NTL Radomsko może sobie pozwolić nadawać na satelicie tylko dlatego, że posiada lokalny multipleks DVB-T, który zarabia, dzięki obecnym w nim nadawcom, płacącym za możliwość emisji. Popyt na miejsca w NTC jest tak duży, że nadawcy którzy wiedzą, że nie zyskają miejsca w ogólnokrajowych multipleksach (czyli stacje muzyczne, które byłyby konkurencją dla promowanych przez prezesa KRRiT stacji ZPR), zadowalają się obecnością w lokalnych multipleksach. Zysk z prowadzenia multipleksu, idzie w nadawanie satelitarne. Inaczej skończyliby, jak kaszubska lokalna telewizja CSB TV, TVN Warszawa (nawet TVN nie potrafił utrzymać lokalnej telewizji), czy musieliby odejść od lokalnego charakteru na rzecz ogólnokrajowego jak dawna TV Silesia, która wyewoluowała w obecną TVS.
Co się tyczy śmierci UHF, to jeśli zostanie maksymalnie wykorzystane przez nadawców (pełna obsada wszystkich możliwych multipleksów), to naciski telekomów będą odparte i szybki internet będzie bazował głownie na światłowodach a nie transmisji radiowej.

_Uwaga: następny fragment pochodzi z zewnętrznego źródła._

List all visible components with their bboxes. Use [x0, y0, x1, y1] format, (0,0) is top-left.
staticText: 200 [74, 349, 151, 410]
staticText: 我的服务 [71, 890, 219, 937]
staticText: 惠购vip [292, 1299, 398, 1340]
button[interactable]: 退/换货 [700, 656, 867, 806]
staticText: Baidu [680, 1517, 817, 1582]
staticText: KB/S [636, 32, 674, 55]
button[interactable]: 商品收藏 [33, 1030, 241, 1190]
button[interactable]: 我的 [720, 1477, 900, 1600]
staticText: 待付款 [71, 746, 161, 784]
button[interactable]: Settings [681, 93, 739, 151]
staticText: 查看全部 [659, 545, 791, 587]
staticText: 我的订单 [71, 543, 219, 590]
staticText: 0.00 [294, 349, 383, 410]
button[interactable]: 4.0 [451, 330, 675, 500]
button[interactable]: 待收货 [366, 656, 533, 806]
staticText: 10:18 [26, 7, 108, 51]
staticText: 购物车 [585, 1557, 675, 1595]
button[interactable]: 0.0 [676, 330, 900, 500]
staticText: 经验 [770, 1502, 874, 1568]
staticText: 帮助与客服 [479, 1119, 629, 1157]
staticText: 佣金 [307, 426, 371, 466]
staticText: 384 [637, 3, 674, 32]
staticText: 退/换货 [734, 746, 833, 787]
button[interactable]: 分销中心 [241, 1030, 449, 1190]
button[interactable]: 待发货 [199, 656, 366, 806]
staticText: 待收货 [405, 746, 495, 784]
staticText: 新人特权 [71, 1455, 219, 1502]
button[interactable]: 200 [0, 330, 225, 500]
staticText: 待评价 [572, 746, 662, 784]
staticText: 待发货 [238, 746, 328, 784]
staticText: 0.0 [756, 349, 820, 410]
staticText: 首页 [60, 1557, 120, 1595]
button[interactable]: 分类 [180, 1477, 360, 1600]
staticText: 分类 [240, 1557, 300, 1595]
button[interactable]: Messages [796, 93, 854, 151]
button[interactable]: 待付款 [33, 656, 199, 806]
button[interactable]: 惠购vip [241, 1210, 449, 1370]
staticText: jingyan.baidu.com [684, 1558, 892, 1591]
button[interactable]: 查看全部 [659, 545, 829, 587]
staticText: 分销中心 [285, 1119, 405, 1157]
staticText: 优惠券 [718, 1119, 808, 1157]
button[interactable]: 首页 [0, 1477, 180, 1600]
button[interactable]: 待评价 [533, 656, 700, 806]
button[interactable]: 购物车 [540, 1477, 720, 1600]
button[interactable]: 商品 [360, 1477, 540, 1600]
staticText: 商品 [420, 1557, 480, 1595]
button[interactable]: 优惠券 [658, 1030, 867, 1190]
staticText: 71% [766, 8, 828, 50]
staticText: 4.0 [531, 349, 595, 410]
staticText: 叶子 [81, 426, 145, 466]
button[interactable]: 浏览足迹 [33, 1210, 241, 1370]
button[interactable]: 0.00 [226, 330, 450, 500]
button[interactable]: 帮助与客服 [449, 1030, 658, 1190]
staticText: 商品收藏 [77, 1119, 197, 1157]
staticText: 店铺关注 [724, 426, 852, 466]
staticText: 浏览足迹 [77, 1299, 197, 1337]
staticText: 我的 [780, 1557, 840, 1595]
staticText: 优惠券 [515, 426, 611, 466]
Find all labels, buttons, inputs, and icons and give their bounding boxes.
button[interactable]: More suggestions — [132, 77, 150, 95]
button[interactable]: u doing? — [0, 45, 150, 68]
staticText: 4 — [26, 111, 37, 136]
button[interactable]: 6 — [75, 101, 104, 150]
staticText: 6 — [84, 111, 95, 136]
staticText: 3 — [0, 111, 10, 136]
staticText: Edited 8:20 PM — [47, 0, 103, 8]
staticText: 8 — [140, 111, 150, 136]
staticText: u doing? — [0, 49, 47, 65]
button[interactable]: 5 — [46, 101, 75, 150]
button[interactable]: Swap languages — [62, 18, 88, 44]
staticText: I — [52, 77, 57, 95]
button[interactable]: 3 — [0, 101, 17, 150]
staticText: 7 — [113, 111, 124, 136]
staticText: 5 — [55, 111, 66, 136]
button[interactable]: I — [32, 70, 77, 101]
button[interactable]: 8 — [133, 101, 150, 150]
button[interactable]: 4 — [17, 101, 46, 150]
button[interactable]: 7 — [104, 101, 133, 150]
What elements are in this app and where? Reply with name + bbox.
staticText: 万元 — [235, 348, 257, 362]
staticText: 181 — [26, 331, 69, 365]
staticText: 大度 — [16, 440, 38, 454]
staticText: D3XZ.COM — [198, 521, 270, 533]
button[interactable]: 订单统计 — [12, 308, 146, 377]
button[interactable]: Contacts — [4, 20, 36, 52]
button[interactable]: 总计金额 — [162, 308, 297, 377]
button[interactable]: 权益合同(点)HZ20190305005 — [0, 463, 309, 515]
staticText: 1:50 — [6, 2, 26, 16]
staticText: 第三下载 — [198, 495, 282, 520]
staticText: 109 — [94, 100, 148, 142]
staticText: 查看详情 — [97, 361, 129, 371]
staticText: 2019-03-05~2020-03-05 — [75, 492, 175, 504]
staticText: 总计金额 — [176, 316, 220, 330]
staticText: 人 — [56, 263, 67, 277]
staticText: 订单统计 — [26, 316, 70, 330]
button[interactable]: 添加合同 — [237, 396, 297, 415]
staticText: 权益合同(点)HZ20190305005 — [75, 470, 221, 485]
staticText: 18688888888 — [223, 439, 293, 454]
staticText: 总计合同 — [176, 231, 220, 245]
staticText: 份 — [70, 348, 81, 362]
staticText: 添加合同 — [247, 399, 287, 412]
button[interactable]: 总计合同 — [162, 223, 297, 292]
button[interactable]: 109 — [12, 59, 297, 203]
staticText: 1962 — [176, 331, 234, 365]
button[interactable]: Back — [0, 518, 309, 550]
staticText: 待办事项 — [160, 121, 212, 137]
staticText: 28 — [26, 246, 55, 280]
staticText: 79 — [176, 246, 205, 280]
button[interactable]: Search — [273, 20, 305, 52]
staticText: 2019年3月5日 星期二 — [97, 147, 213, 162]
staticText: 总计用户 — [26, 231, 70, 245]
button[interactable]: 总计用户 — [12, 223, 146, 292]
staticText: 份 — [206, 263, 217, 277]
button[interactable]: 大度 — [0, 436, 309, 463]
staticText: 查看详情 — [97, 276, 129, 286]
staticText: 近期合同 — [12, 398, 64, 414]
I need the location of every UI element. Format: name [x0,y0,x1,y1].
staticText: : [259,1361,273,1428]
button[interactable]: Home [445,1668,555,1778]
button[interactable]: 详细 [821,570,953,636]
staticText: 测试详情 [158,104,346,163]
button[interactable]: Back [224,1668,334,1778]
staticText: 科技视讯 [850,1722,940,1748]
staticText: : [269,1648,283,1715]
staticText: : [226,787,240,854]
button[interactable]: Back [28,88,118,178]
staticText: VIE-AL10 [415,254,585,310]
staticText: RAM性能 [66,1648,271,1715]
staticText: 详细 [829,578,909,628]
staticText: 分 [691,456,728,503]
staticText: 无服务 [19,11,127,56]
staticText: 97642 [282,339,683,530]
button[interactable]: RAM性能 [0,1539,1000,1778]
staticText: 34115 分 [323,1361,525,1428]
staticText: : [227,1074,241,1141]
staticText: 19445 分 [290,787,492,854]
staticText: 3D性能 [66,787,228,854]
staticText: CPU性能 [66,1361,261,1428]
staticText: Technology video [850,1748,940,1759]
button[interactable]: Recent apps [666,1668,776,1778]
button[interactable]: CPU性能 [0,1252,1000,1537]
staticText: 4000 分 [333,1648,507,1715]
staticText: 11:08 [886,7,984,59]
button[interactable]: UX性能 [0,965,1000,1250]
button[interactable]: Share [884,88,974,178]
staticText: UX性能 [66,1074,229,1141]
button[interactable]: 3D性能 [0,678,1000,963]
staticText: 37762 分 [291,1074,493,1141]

Czesi są praktycznym narodem i znajdą jakieś rozwiązanie dla nadawców lokalnych. Poza tym, nie wiadomo czy koncepcja 6 ogólnokrajowych multipleksów się utrzyma. Operatorzy techniczni, chcieliby łącznie mieć 6 multipleksów, ale to oznacza, że taką samą ilość multipleksów, powinni uwzględnić i dla przygranicznych terenów sąsiednich krajów. Na styku trzech krajów, może być z tym problem. Dopiero w 2018 roku ma się pojawić TPP (Techniczny Plan Przejścia na DVB-T2), czyli dopiero wtedy poznany docelowe częstotliwości, na których będą nadawane planowane multipleksy (bez pasma 700MHz). Do tego czasu jeszcze dużo może się zmienić.